The 360 photographers also capture their images differently to the Google Street View cars. With the company paint job and multi-eyed globular camera sprouting from the roof, a Street View car vacuums up images haphazardly as the driver completes his course. The people pictured on the streets are there by accident. But if you are going to photograph a clothing boutique you might need to say hello and thank you first. For that reason, 360 photographers tend to be local contractors dressed in everyday clothes with an ordinary camera on a tripod. In the case of Herron School, the photographer was taking classes at the university and documented the building with an administrator by his side. The students might have conducted themselves with more formality if it had been an outsider coming to take these pictures. And if the cameras were unseen, as they are to most Street View residents, we would come upon more randomness.
Jenny Odell, in her series ‘Re-enactments’ (2009), explored that randomness when she restaged several Street View shots in San Francisco. Her project is as much a way of thinking about the Street View camera itself – its unusual height, 2.5 metres above the roof of a car, and picture quality – as it is considering the lives of these people now frozen for anyone to see. A forgotten moment of someone’s life – stretching in the park, tapping on a parking meter, sitting on a wall while waiting for the bus – is now stitched inside the map; maybe not forever, but at least until the Street View cars come around again. Another artist, Martin Jackson, based in London, has appointed himself the Street View ‘Writer in Residence’. On his website, he has a series of Street View screenshots with poems, inspired by the location, written in three-dimensional forms which are Photoshopped inside each image.
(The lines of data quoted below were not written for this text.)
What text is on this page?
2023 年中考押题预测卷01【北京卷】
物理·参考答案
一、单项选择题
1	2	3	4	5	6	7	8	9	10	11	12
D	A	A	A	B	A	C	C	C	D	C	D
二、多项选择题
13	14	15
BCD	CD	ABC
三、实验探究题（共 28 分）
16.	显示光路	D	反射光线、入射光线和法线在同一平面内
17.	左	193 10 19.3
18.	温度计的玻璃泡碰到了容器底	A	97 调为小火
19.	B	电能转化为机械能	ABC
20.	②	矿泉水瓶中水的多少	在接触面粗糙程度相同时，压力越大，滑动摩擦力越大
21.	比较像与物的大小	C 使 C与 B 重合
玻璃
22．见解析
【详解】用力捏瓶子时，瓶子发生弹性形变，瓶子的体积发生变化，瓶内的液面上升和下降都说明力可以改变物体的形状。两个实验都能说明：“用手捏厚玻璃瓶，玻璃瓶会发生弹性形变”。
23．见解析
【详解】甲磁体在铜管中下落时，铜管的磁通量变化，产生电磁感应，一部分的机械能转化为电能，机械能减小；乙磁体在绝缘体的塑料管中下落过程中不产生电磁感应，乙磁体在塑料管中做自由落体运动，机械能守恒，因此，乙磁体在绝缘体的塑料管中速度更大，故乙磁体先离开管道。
As he writes in an introductory video for the project: ‘We know that writers == geographers, maps == canvases and we all live somewhere && everywhere.’ Jackson pays special attention to Google interior shots, and it is no wonder, as these characters he comes across naturally invite someone to think up stories to explain what happened when the camera found them. A few of Jackson’s poems are about actual Google cameramen; he discovered their reflections in mirrors.
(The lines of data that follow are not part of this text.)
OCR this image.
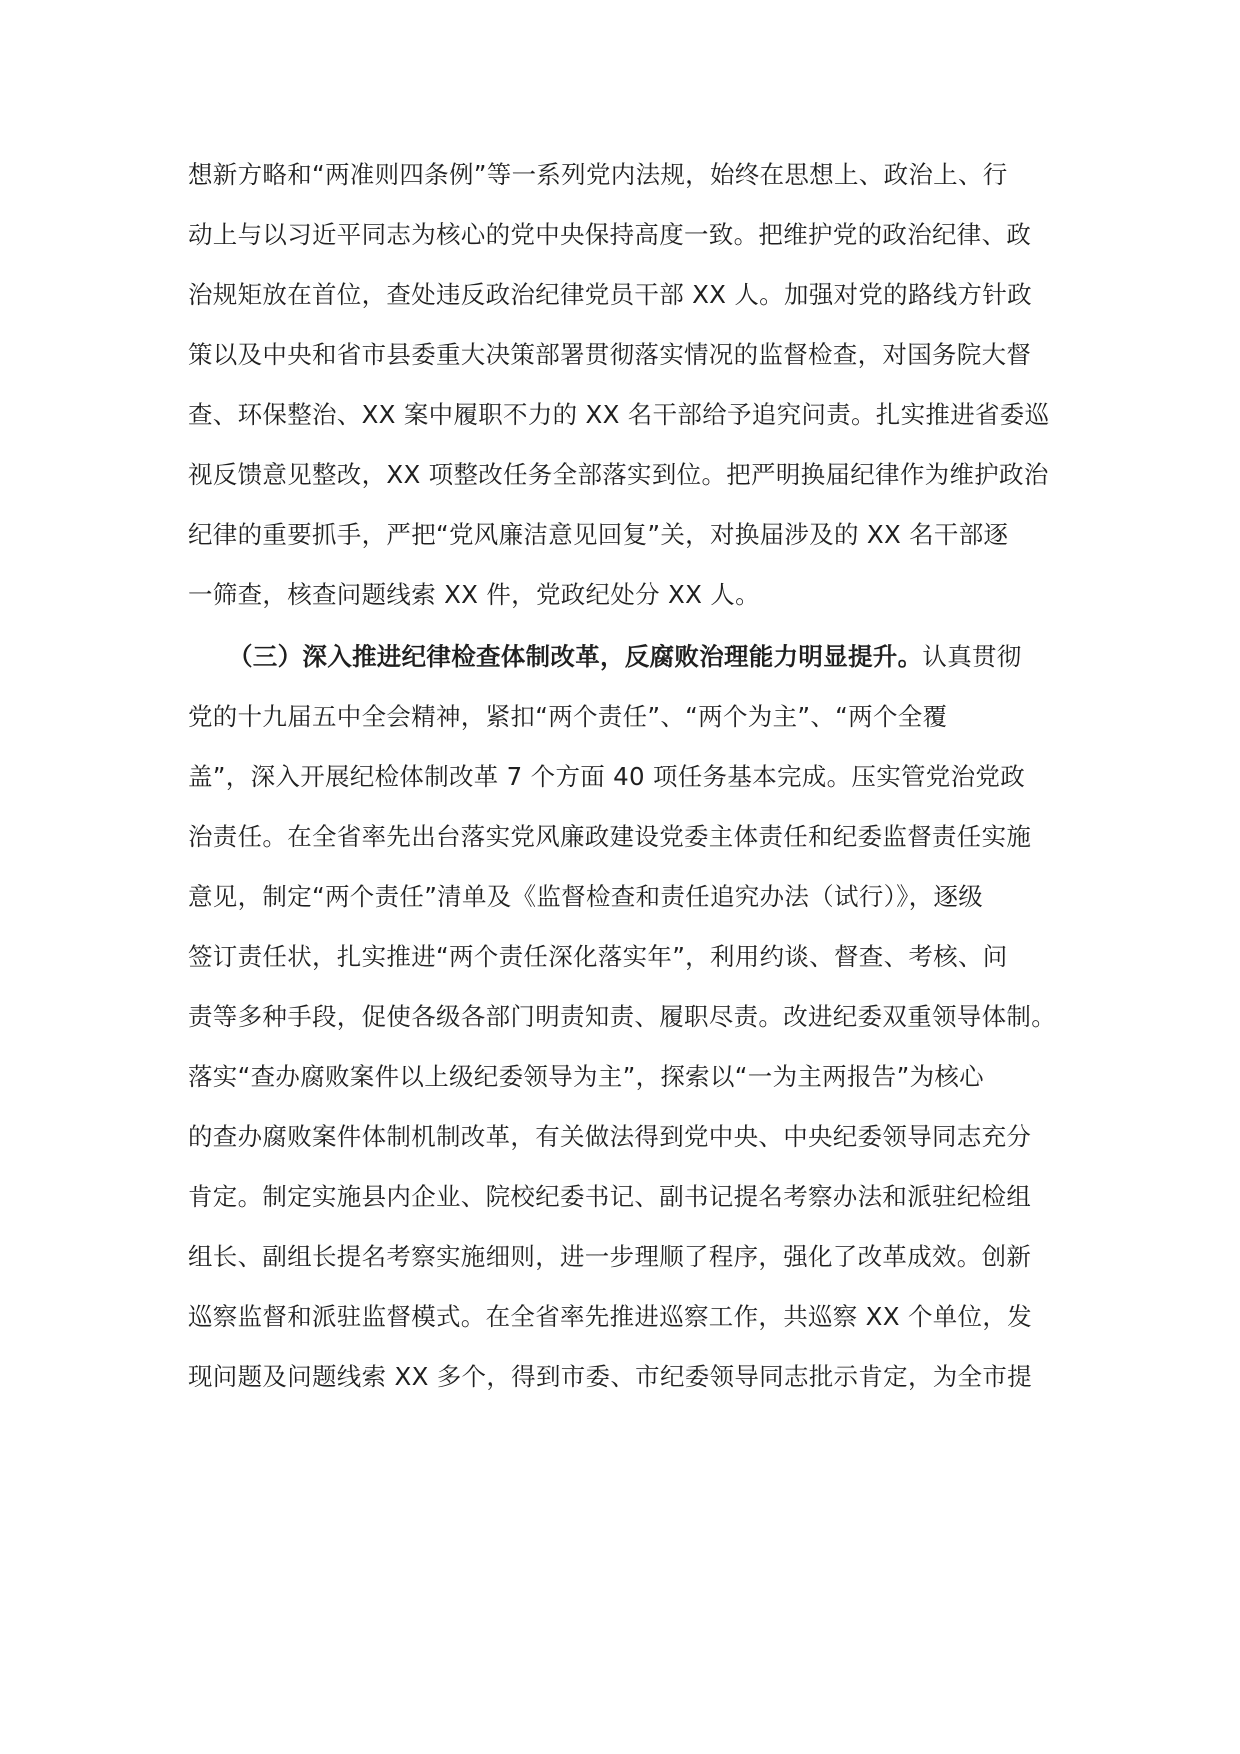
想新方略和“两准则四条例”等一系列党内法规，始终在思想上、政治上、行
动上与以习近平同志为核心的党中央保持高度一致。把维护党的政治纪律、政
治规矩放在首位，查处违反政治纪律党员干部 XX 人。加强对党的路线方针政
策以及中央和省市县委重大决策部署贯彻落实情况的监督检查，对国务院大督
查、环保整治、XX 案中履职不力的 XX 名干部给予追究问责。扎实推进省委巡
视反馈意见整改，XX 项整改任务全部落实到位。把严明换届纪律作为维护政治
纪律的重要抓手，严把“党风廉洁意见回复”关，对换届涉及的 XX 名干部逐
一筛查，核查问题线索 XX 件，党政纪处分 XX 人。
（三）深入推进纪律检查体制改革，反腐败治理能力明显提升。认真贯彻
党的十九届五中全会精神，紧扣“两个责任”、“两个为主”、“两个全覆
盖”，深入开展纪检体制改革 7 个方面 40 项任务基本完成。压实管党治党政
治责任。在全省率先出台落实党风廉政建设党委主体责任和纪委监督责任实施
意见，制定“两个责任”清单及《监督检查和责任追究办法（试行）》，逐级
签订责任状，扎实推进“两个责任深化落实年”，利用约谈、督查、考核、问
责等多种手段，促使各级各部门明责知责、履职尽责。改进纪委双重领导体制。
落实“查办腐败案件以上级纪委领导为主”，探索以“一为主两报告”为核心
的查办腐败案件体制机制改革，有关做法得到党中央、中央纪委领导同志充分
肯定。制定实施县内企业、院校纪委书记、副书记提名考察办法和派驻纪检组
组长、副组长提名考察实施细则，进一步理顺了程序，强化了改革成效。创新
巡察监督和派驻监督模式。在全省率先推进巡察工作，共巡察 XX 个单位，发
现问题及问题线索 XX 多个，得到市委、市纪委领导同志批示肯定，为全市提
Without facial expressions available for us to see and interpret, the people on Street View are forever a mystery to us. The man sitting alone in a cafe with a glass of wine in one of Jackson’s images could be waiting for a date, lonely or happy to unwind after long hours at work. We have only his posture and the place to help us guess. Or maybe he’s not a man at all, but another illusion on the Google Street View map. Paolo Cirio printed out life-size pictures of people found on Street View in a series that began in 2012 called ‘Street Ghosts’. The images were wheat-pasted on building exteriors at the same location where they were found. Recently the artist checked the coordinates of one of his ‘Street Ghosts’. Google had re-shot the neighbourhood. Rather than the man appearing in the image, his replica is there instead. Having already blurred the man’s face, the artist saved the Google algorithms some work.